Carrizalillo: swim here. 167 steps down from the cliff road, a small cove with turquoise water, gentle waves, and a palapa restaurant. The best swimming in Puerto Escondido.
La Punta: sometimes swimmable in calm conditions. Check with locals or watch the water for 5 minutes before entering.
The Food
The Mercado Benito Juárez in the centro is the first meal you eat in Puerto Escondido. Tlayuda with quesillo and tasajo at a market fonda, $4 USD, as good as anything the tourist restaurants serve. The smoked marlin tostada cart on the Adoquín from around 7 PM is a specific recommendation. The La Punta restaurants have elevated the local cooking significantly — genuine Oaxacan-Pacific fusion in the $15–25 USD range.

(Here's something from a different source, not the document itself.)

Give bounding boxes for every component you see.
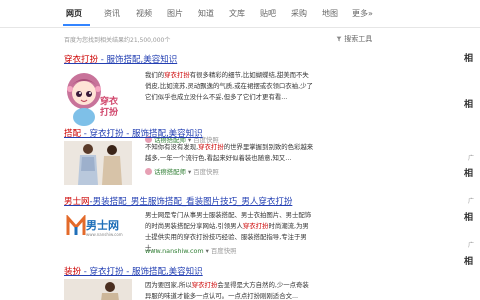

Laguna Manialtepec at Night
14 km west of town. A brackish coastal lagoon where bioluminescent plankton produce visible blue-green light from June through December. Night kayak or boat tours run $30–50 USD. Two to three hours on the water. One of the most extraordinary natural experiences available from the town.
How Long to Stay
Minimum 3 nights. Five days allows the Manialtepec tour, a half-day at Carrizalillo, one morning at the market, one evening on La Punta, and a day trip to Mazunte and Zipolite for the contrast. Beyond five days and Puerto Escondido becomes a different kind of stay — the kind where you stop planning and start living on the town's schedule.